A ‘Lives of Others’ Strategy For the Sochi Olympics

December 11, 2013

In a blow to President Vladimir Putin, German President Joachim Gauck’s has declined an invitation to attend the Sochi Olympic games. President Gauck’s gesture is also a boost for opposition leaders who believe the attendance by foreign dignitaries at the games would legitimize Putin and give tacit acceptance to his mounting campaign against Russia’s democracy movement.

Anyone who does go to Sochi will themselves be subject to many of the same restrictions that ordinary Russians face. By decree, there will be no demonstrations in Sochi for the duration of the Olympic Games. In addition, say experts Andrei Soldatov and Irina Borogan, Russian security services will conduct intrusive surveillance of visitors, including of their laptops and cell phones. According to Soldatov and Borogan, Russian authorities are more worried about the threat of foreign ideological subversion than terrorism.

The U.S. State Department has advised travelers to leave these devices at home, or wipe them clean of private data. What if instead, visitors brought to Sochi cell phones and laptops loaded with material designed to persuade the eavesdroppers to desert Putin?

The importance of changing the minds of those in power was central to one of the most famous documents of anti-communist dissent Vaclav Havel’s essay, The Power of the Powerless. In it, Havel writes of a communist everyman, a greengrocer, who one day suddenly stops hanging a Party slogan in his shop window and begins to “live within the truth,” discovering “his suppressed identity and dignity” and learning to “express solidarity with those whom his conscience commands him to support.” For Havel, the power of “living in truth” was its potential to unleash the same transformation among those inside the communist regime, “that is to say, on everyone who is living within the lie and who may be struck at any moment (in theory, at least) by the force of truth….”

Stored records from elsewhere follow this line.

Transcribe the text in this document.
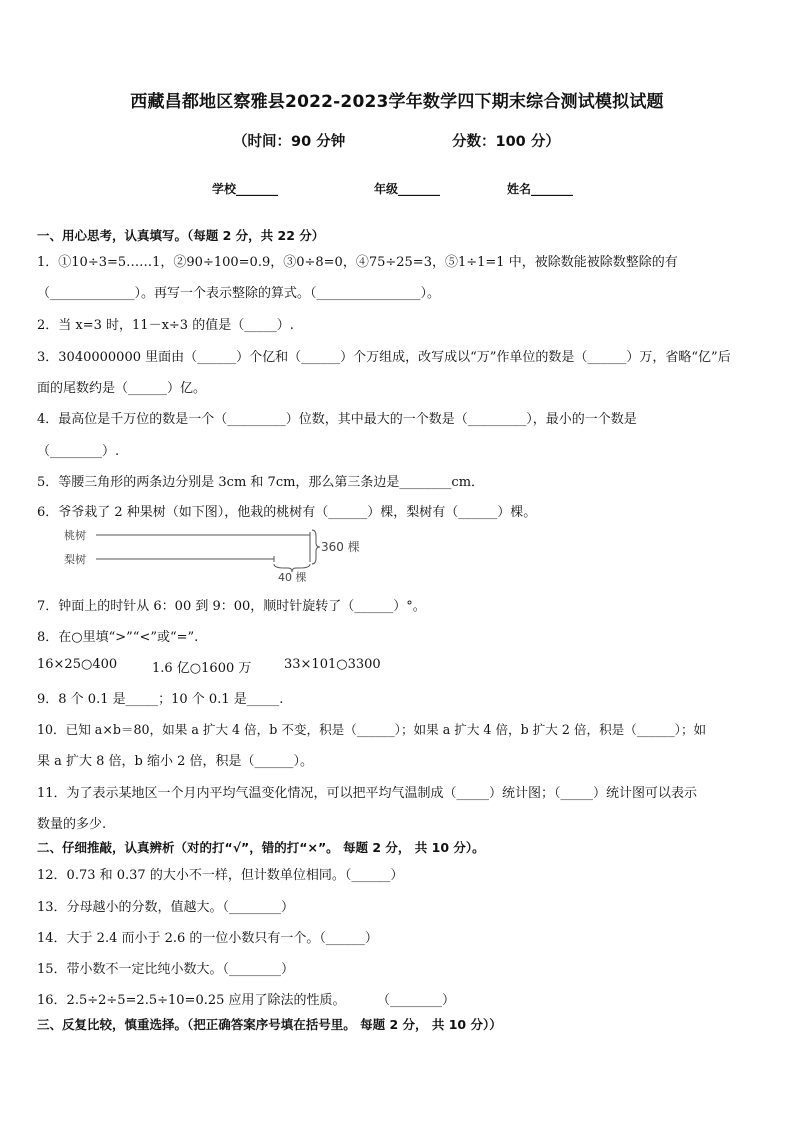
西藏昌都地区察雅县2022-2023学年数学四下期末综合测试模拟试题
（时间：90 分钟	分数：100 分）
学校_______	年级_______	姓名_______
一、用心思考，认真填写。（每题 2 分，共 22 分）
1．①10÷3=5……1，②90÷100=0.9，③0÷8=0，④75÷25=3，⑤1÷1=1 中，被除数能被除数整除的有
（_____________）。再写一个表示整除的算式。（________________）。
2．当 x=3 时，11－x÷3 的值是（_____）.
3．3040000000 里面由（______）个亿和（______）个万组成，改写成以“万”作单位的数是（______）万，省略“亿”后
面的尾数约是（______）亿。
4．最高位是千万位的数是一个（_________）位数，其中最大的一个数是（_________），最小的一个数是
（________）.
5．等腰三角形的两条边分别是 3cm 和 7cm，那么第三条边是________cm．
6．爷爷栽了 2 种果树（如下图），他栽的桃树有（______）棵，梨树有（______）棵。
桃树
梨树
40 棵
360 棵
7．钟面上的时针从 6：00 到 9：00，顺时针旋转了（______）°。
8．在○里填“>”“<”或“=”.
16×25○400	1.6 亿○1600 万	33×101○3300
9．8 个 0.1 是_____；10 个 0.1 是_____.
10．已知 a×b＝80，如果 a 扩大 4 倍，b 不变，积是（______）；如果 a 扩大 4 倍，b 扩大 2 倍，积是（______）；如
果 a 扩大 8 倍，b 缩小 2 倍，积是（______）。
11．为了表示某地区一个月内平均气温变化情况，可以把平均气温制成（_____）统计图；（_____）统计图可以表示
数量的多少.
二、仔细推敲，认真辨析（对的打“√”，错的打“×”。 每题 2 分， 共 10 分）。
12．0.73 和 0.37 的大小不一样，但计数单位相同。（______）
13．分母越小的分数，值越大。（________）
14．大于 2.4 而小于 2.6 的一位小数只有一个。（______）
15．带小数不一定比纯小数大。（________）
16．2.5÷2÷5=2.5÷10=0.25 应用了除法的性质。 （________）
三、反复比较，慎重选择。（把正确答案序号填在括号里。 每题 2 分， 共 10 分））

One such person is Alexander Kazmin, a police officer, was called to support the government’s charges of assault against Mikhail Kosenko, a participant in a May 6, 2012 democracy demonstration in Moscow that turned violent. When asked by the prosecution to identify Kosenko, as his attacker, Officer Kazmin refused. “I am not Russian trash,” Officer Kazmin said, according to the Moscow Times, when he testified that he didn’t recognize Kosenko and did not want him to go to jail. Nevertheless, Kosenko, described by an independent psychiatrist as non-violent, was found guilty and sentenced to compulsory, indefinite psychiatric treatment.

Admittedly, agents of Russia’s security services might not be moved by Havel’s elliptical language and abstract arguments. It might be better to emulate Pu Zhiqiang, a Chinese human rights lawyer.  When Public Security Bureau agents follow him during sensitive political events, like the anniversary of the June 4 Tiananmen Square massacre,  Pu screens the movie The Lives of Others in a conference room at his law office. The 2006, Oscar-winning film is about an East German State security (Stasi) agent and the playwright he has been assigned to spy on. In the film, moved at first by the poetry and music he overhears, the Stasi agent begins to sympathize with the playwright and ultimately protects him from the regime.

Encouraging people to abandon Russia’s repressive machinery is the implicit goal of the U.S. law adopted last year that seeks to penalize Russians responsible for gross human rights abuses and corruption. So far, the number of people sanctioned under the act, named for Sergei Magnitsky, a lawyer who died in jail while struggling to expose official corruption, is small — 18 on a public list and an unknown number on a classified list. (A new list is due this week.) The important – and perhaps unknowable number – is how many Russians react to the Magnitsky sanctions by privately refusing to carry out the regime’s repressive program, choosing self-respect instead.

Hosting the games does not lead automatically to liberalization. If anything, Beijing’s hosting of the 2008 Summer Olympic games turned out to be a net loss for freedom and human rights. The Communist Party rounded up dissidents and dictated news coverage, before and during the games, and still does. Today the Party is engaged in a new round of arrests and General Secretary Xi Jinping is arrogating new powers to himself. South Korea’s democratic transition in the late 1980s, often cited as an example of how hosting the games led to liberalization, owed as much or more to other factors, including pressure by the U.S. at crucial moments.

World leaders should follow President Gauck’s example. But anyone who does attend might consider turning Russia’s surveillance program back on itself, delivering to the regime’s foot soldiers films, poetry and music containing themes like empathy for suffering and admiration for the struggle for freedom. Or shame. Visitors might load up iPads and cell phones with the memoirs of dissidents, like the nuclear physicist and Nobel Peace Prize winner Andrei Sakharov, or for that matter the KGB files on him published by Yale University Press, so that they will know their treatment of today’s Russian resisters will be preserved for future generations – including their own children – and think better of it.